Floreana, where Darwin collected Sicyos villosus, was settled in 1807 and continuously inhabited with only short breaks of a few years’ abandonment during the 19th century. The settlers brought livestock, and by the time Darwin visited (in 1835) they owned approximately 2000 head of cattle (Steadman, 1986). Markham, who visited Floreana in 1880, found it ‘in undisturbed possession of the so-called wild cattle … donkeys, dogs, pigs, and other animals that had been left to run wild on the abandonment of the island by the former inhabitants’ (Steadman, 1986, p. 62). A plausible explanation for the disappearance of Darwin’s gourd could be that it was grazed to extinction. And yet many Galapagos plants may be adapted to grazing: prior to the arrival of feral animals some 2–3 million giant tortoises (Geochelone nigra) lived on the archipelago and fed on its vegetation (Fowler de Neira, 1985; Coblentz & Baber, 1987). Tortoises, however, are inefficient grazers compared with goats and cattle, and the reach of the animals is different. There are many examples of Galapagos plants being apparently or obviously grazed to extinction or extreme rarity (A. Tye, personal communication, 18 January 2010). However, the speed of the disappearance of a plant described as abundant in 1835 is surprising.

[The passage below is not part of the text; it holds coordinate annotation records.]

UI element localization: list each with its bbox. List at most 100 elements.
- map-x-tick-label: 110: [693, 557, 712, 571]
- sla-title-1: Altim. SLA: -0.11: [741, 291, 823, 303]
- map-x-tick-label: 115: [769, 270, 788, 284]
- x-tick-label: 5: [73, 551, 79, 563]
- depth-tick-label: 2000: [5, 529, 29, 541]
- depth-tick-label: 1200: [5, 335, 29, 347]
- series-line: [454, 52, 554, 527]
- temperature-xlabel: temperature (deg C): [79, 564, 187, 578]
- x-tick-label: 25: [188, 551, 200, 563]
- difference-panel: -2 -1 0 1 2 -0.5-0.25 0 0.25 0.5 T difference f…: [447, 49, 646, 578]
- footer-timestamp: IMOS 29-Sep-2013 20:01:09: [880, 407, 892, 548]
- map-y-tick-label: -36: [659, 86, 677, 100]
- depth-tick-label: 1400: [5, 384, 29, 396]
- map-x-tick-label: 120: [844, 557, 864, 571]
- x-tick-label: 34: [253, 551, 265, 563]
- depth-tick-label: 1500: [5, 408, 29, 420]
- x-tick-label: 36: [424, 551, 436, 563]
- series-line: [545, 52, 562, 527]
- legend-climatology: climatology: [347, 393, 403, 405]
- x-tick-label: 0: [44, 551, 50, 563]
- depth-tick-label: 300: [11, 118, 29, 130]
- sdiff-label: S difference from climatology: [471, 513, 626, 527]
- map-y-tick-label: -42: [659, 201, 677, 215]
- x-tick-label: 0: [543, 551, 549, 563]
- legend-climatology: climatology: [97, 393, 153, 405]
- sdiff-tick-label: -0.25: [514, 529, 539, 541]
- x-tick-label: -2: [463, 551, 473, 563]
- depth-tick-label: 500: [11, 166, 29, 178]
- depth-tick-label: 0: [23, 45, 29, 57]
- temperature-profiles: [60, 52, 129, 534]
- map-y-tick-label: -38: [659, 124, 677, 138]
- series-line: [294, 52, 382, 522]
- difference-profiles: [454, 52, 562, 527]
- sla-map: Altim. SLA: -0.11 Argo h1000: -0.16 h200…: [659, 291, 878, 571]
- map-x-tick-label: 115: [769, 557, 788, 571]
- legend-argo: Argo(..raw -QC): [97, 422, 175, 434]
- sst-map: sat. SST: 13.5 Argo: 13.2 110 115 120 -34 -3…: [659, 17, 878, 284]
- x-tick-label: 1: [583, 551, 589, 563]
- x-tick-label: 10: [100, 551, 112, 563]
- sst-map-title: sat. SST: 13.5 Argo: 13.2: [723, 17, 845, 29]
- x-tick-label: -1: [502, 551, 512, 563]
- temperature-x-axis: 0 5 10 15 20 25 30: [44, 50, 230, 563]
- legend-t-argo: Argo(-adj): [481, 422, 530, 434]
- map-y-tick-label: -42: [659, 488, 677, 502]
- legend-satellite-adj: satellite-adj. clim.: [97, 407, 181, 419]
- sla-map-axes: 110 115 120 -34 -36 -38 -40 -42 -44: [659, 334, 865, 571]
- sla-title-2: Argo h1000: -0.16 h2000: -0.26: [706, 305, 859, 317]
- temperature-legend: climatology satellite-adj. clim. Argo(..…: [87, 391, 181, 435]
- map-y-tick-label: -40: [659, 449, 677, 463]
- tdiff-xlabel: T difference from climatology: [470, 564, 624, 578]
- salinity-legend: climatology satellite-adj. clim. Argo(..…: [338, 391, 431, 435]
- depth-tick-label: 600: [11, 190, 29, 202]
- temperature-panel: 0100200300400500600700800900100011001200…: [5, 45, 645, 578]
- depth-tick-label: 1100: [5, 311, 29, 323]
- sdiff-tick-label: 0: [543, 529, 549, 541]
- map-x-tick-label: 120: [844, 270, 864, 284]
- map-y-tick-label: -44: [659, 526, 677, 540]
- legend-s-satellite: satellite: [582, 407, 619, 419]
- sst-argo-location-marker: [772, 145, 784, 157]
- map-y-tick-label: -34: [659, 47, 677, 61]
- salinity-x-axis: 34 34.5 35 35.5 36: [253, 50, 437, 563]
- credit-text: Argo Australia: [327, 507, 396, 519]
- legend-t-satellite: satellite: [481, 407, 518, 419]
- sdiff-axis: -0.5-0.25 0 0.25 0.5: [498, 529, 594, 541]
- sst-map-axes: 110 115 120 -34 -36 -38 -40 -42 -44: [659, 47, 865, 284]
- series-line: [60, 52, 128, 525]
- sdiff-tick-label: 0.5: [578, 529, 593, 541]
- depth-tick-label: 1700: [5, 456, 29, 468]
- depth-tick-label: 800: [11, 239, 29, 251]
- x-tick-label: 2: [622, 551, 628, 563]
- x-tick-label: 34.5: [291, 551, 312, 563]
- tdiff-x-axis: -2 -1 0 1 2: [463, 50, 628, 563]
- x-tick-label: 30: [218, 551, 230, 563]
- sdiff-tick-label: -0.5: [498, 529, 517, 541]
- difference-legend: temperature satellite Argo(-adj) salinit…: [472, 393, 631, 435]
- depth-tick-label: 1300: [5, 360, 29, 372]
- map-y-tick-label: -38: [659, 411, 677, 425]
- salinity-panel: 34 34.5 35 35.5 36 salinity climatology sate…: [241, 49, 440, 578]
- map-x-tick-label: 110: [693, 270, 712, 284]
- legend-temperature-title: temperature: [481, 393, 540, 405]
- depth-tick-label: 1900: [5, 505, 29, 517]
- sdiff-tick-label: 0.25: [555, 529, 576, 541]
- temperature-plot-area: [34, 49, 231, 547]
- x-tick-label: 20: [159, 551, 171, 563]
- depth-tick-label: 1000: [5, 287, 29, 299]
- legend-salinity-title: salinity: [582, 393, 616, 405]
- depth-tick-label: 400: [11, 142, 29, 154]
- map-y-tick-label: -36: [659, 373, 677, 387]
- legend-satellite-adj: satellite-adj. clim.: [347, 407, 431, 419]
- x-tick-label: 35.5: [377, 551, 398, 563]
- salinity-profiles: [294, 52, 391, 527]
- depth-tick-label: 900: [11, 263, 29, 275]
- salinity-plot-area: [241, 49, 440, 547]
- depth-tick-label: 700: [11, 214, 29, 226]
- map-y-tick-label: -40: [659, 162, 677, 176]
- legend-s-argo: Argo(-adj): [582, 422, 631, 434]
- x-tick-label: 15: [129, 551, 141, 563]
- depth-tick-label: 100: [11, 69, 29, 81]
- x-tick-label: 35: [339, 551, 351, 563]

Another plausible cause for the decline of Sicyos villosus (and possibly also Sicyocaulis pentagonus) could be Cucurbitaceae-specific viruses (e.g. cucumber mosaic virus, water melon mosaic virus, zucchini yellow mosaic virus) introduced with cucurbit crops cultivated by the settlers. The dramatic decline of Sicyos australis in New Zealand, a species now almost entirely restricted to small offshore islands where no cucurbit crops are grown, has been attributed at least partly to these viruses (Delmiglio & Pearson, 2006). Similar inadvertent introduction of cucumber viruses could have occurred on the Galapagos Islands. Finally, it is possible that the extinction of Darwin’s Galapagos gourd is only apparent and due to infrequent and uneven botanical collecting. In the course of this project, we contacted four botanists who have resided on the Galapagos Islands and made systematic collections there (Henning Adsersen, Ole Hamann, Henk van der Werff and Alan Tye). All of them stressed that there are still some areas that have never been subject to a full botanical survey.
As illustrated by the sole specimen in existence of Sicyos villosus, Darwin’s unique natural history collections continue to shed light on the origin and destruction of the Galapagos biota even 175 years after his visit. And although Darwin himself did not comment on the likely mode of transport of Sicyos seeds or fruits, he was acutely aware of the role of birds in plant dispersal (Briggs, 2009) and may well have collected the spiny seeds of Sicyos villosus (Fig. 1, inset) with this hypothesis in mind.